Edited by Carl E. Braaten
Delhi, NY: ALPB Books, 2021. Paperback. 228 Pages. $21.00.
Reviewed by David P. Scaer on 03/01/2022
Established to bring the Lutheran Church—Missouri Synod (LCMS) into the American religious mainstream, the American Lutheran Publicity Bureau (ALPB) fosters views that are more common in the Evangelical Lutheran Church in America (ELCA) than in the LCMS. Irreconcilable are the stances on abortion, same sex marriage, homosexuality, women and transgender clergy, and church fellowship, with the ELCA in communion with nearly every major mainline denomination. These are ho-hum issues in that the pastors of one synod are rarely inclined to discuss them with those of the other. Things are pretty well-set in cement. Since there is little more to say, it is a surprise that no LCMS theologian is included in this book. In effecting how Lutherans in America are separated from one another, perhaps no one was of more importance than Robert D. Preus. Kurt E. Marquart was well known in the LCMS for upholding its traditional theology. There is no mention of them. Irony upon irony, the ALPB, established as a LCMS auxiliary, has cut its veins to the main artery. (See Changeless World, Changeless Christ [ALPB 2018]). It is as if what happened in the LCMS in the 1960s and 70s never happened—but it did happen, and it shaped how Lutheranism in American is now. Here is an opportunity for a second edition without changing the title.

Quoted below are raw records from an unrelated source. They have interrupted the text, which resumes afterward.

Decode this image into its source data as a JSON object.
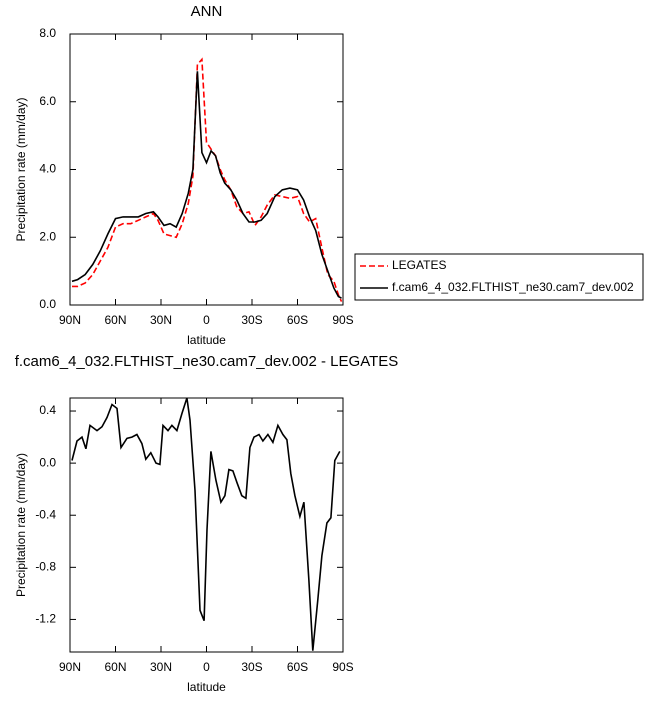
{
  "chart_data": [
    {
      "type": "line",
      "title": "ANN",
      "x_label": "latitude",
      "y_label": "Precipitation rate (mm/day)",
      "x": [
        88.7,
        85,
        80,
        75,
        70,
        65,
        60,
        55,
        50,
        45,
        40,
        35,
        32,
        28,
        24,
        20,
        16,
        12,
        9,
        6,
        3,
        0,
        -3,
        -6,
        -9,
        -12,
        -16,
        -20,
        -24,
        -28,
        -32,
        -36,
        -40,
        -45,
        -50,
        -55,
        -60,
        -64,
        -68,
        -72,
        -76,
        -80,
        -84,
        -87,
        -89
      ],
      "series": [
        {
          "name": "LEGATES",
          "color": "#ff0000",
          "style": "dashed",
          "values": [
            0.55,
            0.55,
            0.65,
            0.9,
            1.3,
            1.7,
            2.3,
            2.4,
            2.4,
            2.5,
            2.6,
            2.7,
            2.5,
            2.1,
            2.05,
            2.0,
            2.4,
            3.0,
            3.8,
            7.1,
            7.25,
            4.8,
            4.6,
            4.4,
            4.0,
            3.7,
            3.4,
            2.9,
            2.7,
            2.75,
            2.35,
            2.6,
            2.95,
            3.25,
            3.2,
            3.15,
            3.2,
            2.7,
            2.45,
            2.55,
            1.7,
            0.9,
            0.7,
            0.3,
            0.1
          ]
        },
        {
          "name": "f.cam6_4_032.FLTHIST_ne30.cam7_dev.002",
          "color": "#000000",
          "style": "solid",
          "values": [
            0.7,
            0.75,
            0.9,
            1.2,
            1.6,
            2.1,
            2.55,
            2.6,
            2.6,
            2.6,
            2.7,
            2.75,
            2.6,
            2.35,
            2.4,
            2.3,
            2.7,
            3.3,
            4.0,
            6.9,
            4.5,
            4.2,
            4.55,
            4.4,
            3.9,
            3.6,
            3.4,
            3.1,
            2.7,
            2.45,
            2.45,
            2.5,
            2.7,
            3.2,
            3.4,
            3.45,
            3.4,
            3.1,
            2.6,
            2.2,
            1.5,
            1.0,
            0.5,
            0.25,
            0.2
          ]
        }
      ],
      "xlim": [
        90,
        -90
      ],
      "xticks": [
        {
          "value": 90,
          "label": "90N"
        },
        {
          "value": 60,
          "label": "60N"
        },
        {
          "value": 30,
          "label": "30N"
        },
        0,
        {
          "value": -30,
          "label": "30S"
        },
        {
          "value": -60,
          "label": "60S"
        },
        {
          "value": -90,
          "label": "90S"
        }
      ],
      "ylim": [
        0,
        8
      ],
      "yticks": [
        {
          "value": 0,
          "label": "0.0"
        },
        {
          "value": 2,
          "label": "2.0"
        },
        {
          "value": 4,
          "label": "4.0"
        },
        {
          "value": 6,
          "label": "6.0"
        },
        {
          "value": 8,
          "label": "8.0"
        }
      ],
      "legend": "outside right"
    },
    {
      "type": "line",
      "title": "f.cam6_4_032.FLTHIST_ne30.cam7_dev.002 - LEGATES",
      "x_label": "latitude",
      "y_label": "Precipitation rate (mm/day)",
      "x": [
        88.7,
        85.4,
        82.1,
        79.5,
        76.8,
        72.2,
        68.9,
        65.6,
        62.3,
        59.0,
        56.4,
        52.5,
        49.2,
        45.9,
        42.6,
        40.0,
        36.7,
        33.3,
        30.7,
        28.7,
        25.4,
        22.8,
        19.5,
        16.2,
        12.9,
        10.9,
        7.6,
        4.3,
        1.6,
        -0.3,
        -2.9,
        -6.2,
        -9.5,
        -12.1,
        -14.8,
        -17.4,
        -20.1,
        -23.3,
        -26.0,
        -28.6,
        -31.3,
        -34.6,
        -37.2,
        -40.5,
        -43.8,
        -47.1,
        -50.4,
        -53.0,
        -55.6,
        -58.3,
        -61.6,
        -64.2,
        -67.5,
        -70.1,
        -73.4,
        -76.1,
        -79.4,
        -82.0,
        -84.6,
        -87.9
      ],
      "series": [
        {
          "color": "#000000",
          "style": "solid",
          "values": [
            0.02,
            0.17,
            0.2,
            0.11,
            0.29,
            0.25,
            0.28,
            0.35,
            0.45,
            0.42,
            0.12,
            0.19,
            0.2,
            0.22,
            0.15,
            0.03,
            0.08,
            0,
            -0.01,
            0.29,
            0.25,
            0.29,
            0.25,
            0.38,
            0.5,
            0.33,
            -0.21,
            -1.13,
            -1.21,
            -0.51,
            0.09,
            -0.13,
            -0.3,
            -0.25,
            -0.05,
            -0.06,
            -0.15,
            -0.25,
            -0.27,
            0.12,
            0.2,
            0.22,
            0.17,
            0.22,
            0.16,
            0.29,
            0.22,
            0.18,
            -0.08,
            -0.25,
            -0.41,
            -0.3,
            -0.9,
            -1.44,
            -1.05,
            -0.71,
            -0.46,
            -0.42,
            0.02,
            0.09
          ]
        }
      ],
      "xlim": [
        90,
        -90
      ],
      "xticks": [
        {
          "value": 90,
          "label": "90N"
        },
        {
          "value": 60,
          "label": "60N"
        },
        {
          "value": 30,
          "label": "30N"
        },
        0,
        {
          "value": -30,
          "label": "30S"
        },
        {
          "value": -60,
          "label": "60S"
        },
        {
          "value": -90,
          "label": "90S"
        }
      ],
      "ylim": [
        -1.45,
        0.5
      ],
      "yticks": [
        -1.2,
        -0.8,
        -0.4,
        {
          "value": 0,
          "label": "0.0"
        },
        0.4
      ]
    }
  ]
}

With that necessary prolegomenon, Braaten has produced a readable overview into theologians who, in their time, made a difference in the synods that now comprise the ELCA. R. Sponheim, Philip Heffner and Ted Peters are largley unknown in the LCMS. Robert Bertram and Edward Schroeder may still be familiar to LCMS septuagenarians and those older. Of interest is William H. Lazareth, one-time bishop of the ELCA Metropolitan Synod. One evening, with members of the Fort Wayne faculty, he bemoaned the decline of his parent synod. Regarding good works, he proposed a “second use of the gospel,” but could not totally reject the third use of the law, which remains cliché among up-and-coming theologians (71). He was willing to talk about coming to an accommodation on the issue. Gerhard Forde is also one of Braaten’s chosen twelve and coined the phrase “radical Lutheranism,” a program that offers a caricature of the Lutheran doctrine of justification that holds to the first and second uses of the law but not the third. Christians spontaneously do good works, and so there is no need for the law. God is also exempted so that justification takes place by faith in the preached word without Christ making an atonement for sin. God forgives simply because he can and is merciful (40–44). Braaten includes himself as the twelfth theologian. Self-critique is the reverse image of the one who has sin throwing the stone at himself. Theological self-flagellation is rare. His approach to his subjects is relaxed with no axes to grind, and so he gets at the core of the matter without malice. This is a delightful read. It should be noted that Braaten, along with Robert Jensen and Forde, two of his twelve subjects, was involved in the Christian Dogmatics, a textbook of sorts for the ELCA.